The vast majority of the economic impact from outbreaks is not usually due to the virus itself, but due to fear around the virus. For example, if we had been able to immediately begin attacking the virus in January 2014 when it really first became an issue, we could have avoided all of this impact, both in terms of human lives and impact on the economy. We intend to build that kind of mechanism as soon as possible, so that we can protect not only human beings, but the global economy from these kinds of unexpected downside risks.
JOHN DONNELLY: Time for one more question, okay?
JOONGANG DAILY: Hello, Mr President, this is Soo-hyun Song from JoongAng Daily. As far as we know, the South Korean government is currently formulating a contingency plan for unification of the two Koreas, and it is estimating that there would be significant confusion and problems in the South Korean economy, including a huge number of jobless North Koreans, when the two economies are integrated. So my first question is, how can you advise the South Korean government in devising its contingency plan, and what is the most important factor that should be considered by the South Korean government? My second question is, is the World Bank also working with the Korean government to complete the plan? Thank you.
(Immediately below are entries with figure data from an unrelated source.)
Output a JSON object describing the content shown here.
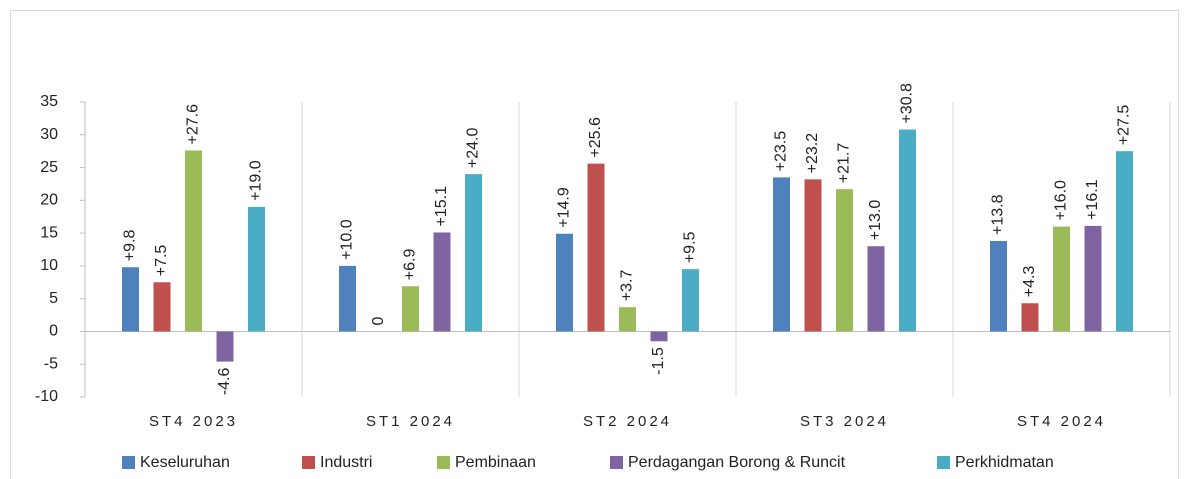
{
  "chart_data": {
    "type": "bar",
    "categories": [
      "ST4 2023",
      "ST1 2024",
      "ST2 2024",
      "ST3 2024",
      "ST4 2024"
    ],
    "series": [
      {
        "name": "Keseluruhan",
        "color": "#4f81bd",
        "values": [
          9.8,
          10.0,
          14.9,
          23.5,
          13.8
        ],
        "value_labels": [
          "+9.8",
          "+10.0",
          "+14.9",
          "+23.5",
          "+13.8"
        ]
      },
      {
        "name": "Industri",
        "color": "#c0504d",
        "values": [
          7.5,
          0,
          25.6,
          23.2,
          4.3
        ],
        "value_labels": [
          "+7.5",
          "0",
          "+25.6",
          "+23.2",
          "+4.3"
        ]
      },
      {
        "name": "Pembinaan",
        "color": "#9bbb59",
        "values": [
          27.6,
          6.9,
          3.7,
          21.7,
          16.0
        ],
        "value_labels": [
          "+27.6",
          "+6.9",
          "+3.7",
          "+21.7",
          "+16.0"
        ]
      },
      {
        "name": "Perdagangan Borong & Runcit",
        "color": "#8064a2",
        "values": [
          -4.6,
          15.1,
          -1.5,
          13.0,
          16.1
        ],
        "value_labels": [
          "-4.6",
          "+15.1",
          "-1.5",
          "+13.0",
          "+16.1"
        ]
      },
      {
        "name": "Perkhidmatan",
        "color": "#4bacc6",
        "values": [
          19.0,
          24.0,
          9.5,
          30.8,
          27.5
        ],
        "value_labels": [
          "+19.0",
          "+24.0",
          "+9.5",
          "+30.8",
          "+27.5"
        ]
      }
    ],
    "ylim": [
      -10,
      35
    ],
    "yticks": [
      -10,
      -5,
      0,
      5,
      10,
      15,
      20,
      25,
      30,
      35
    ],
    "legend": "bottom"
  }
}
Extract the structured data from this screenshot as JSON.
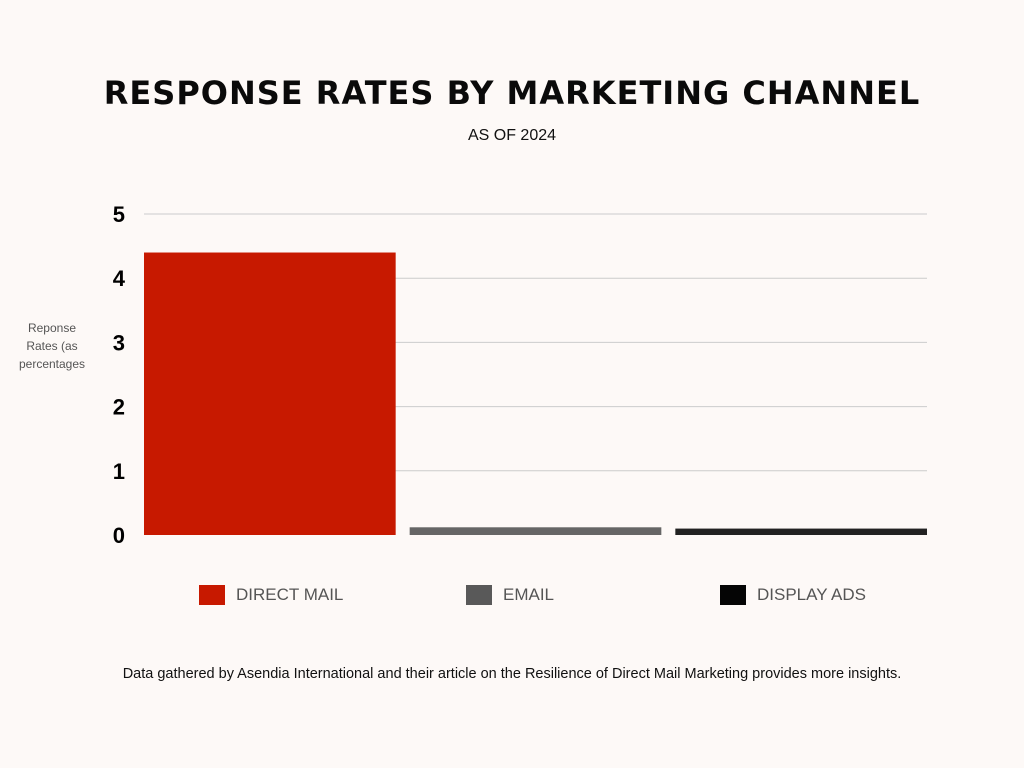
{
  "chart_data": {
    "type": "bar",
    "title": "RESPONSE RATES BY MARKETING CHANNEL",
    "subtitle": "AS OF 2024",
    "ylabel": "Reponse Rates (as percentages",
    "xlabel": "",
    "categories": [
      "DIRECT MAIL",
      "EMAIL",
      "DISPLAY ADS"
    ],
    "values": [
      4.4,
      0.12,
      0.1
    ],
    "colors": [
      "#c71900",
      "#666666",
      "#222222"
    ],
    "ylim": [
      0,
      5
    ],
    "yticks": [
      "0",
      "1",
      "2",
      "3",
      "4",
      "5"
    ],
    "grid": true,
    "legend_position": "bottom"
  },
  "legend": {
    "swatch_colors": [
      "#c71900",
      "#595959",
      "#050505"
    ]
  },
  "footnote": "Data gathered by Asendia International and their article on the Resilience of Direct Mail Marketing provides more insights."
}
DR. KIM: Thank you for your question. As an organisation, we do not have a relationship with North Korea, North Korea is not a member of the World Bank Group. So I really can't comment specifically on North Korea, because we simply don't have the data and the information to comment.
I think if you look around the world, though, there are a lot of very interesting experiences that might be useful. For example, in Myanmar, a country that was quite isolated from the global community for a long time, when they opened themselves up, when they undertook reforms, that opened themselves up to the global community and they became part of the IMF and the World Bank, we were able to move very quickly in providing support for everything from improving cellular telephone service, to supporting their health and education systems, to reforming government structures to be more open to foreign direct investment for private sector growth. I think that's a very interesting model to consider, going forward.
Again, I'm also not an expert on reunification, so I wouldn't provide any direct feedback. We're not right now directly involved with the South Korean - with the Republic of Korea in talking about specific reforms or paths forward. But I think the Myanmar example is a good one. I think there have been other countries, as well, who joined the World Bank. I would also think that if there were opportunities, that there would be many governments who would support the efforts of multilateral development banks in supporting North Korea prior to full reunification.
Our experience in Myanmar teaches us that it makes sense for countries to open up, it makes sense for countries to engage with the global community, and that there are many benefits that can arise from working with institutions like the World Bank, the Asian Development Bank, and other multilateral development banks. We have a tremendous amount of experience in precisely the development activities that would be needed, I think, in a place like North Korea. Thank you very much.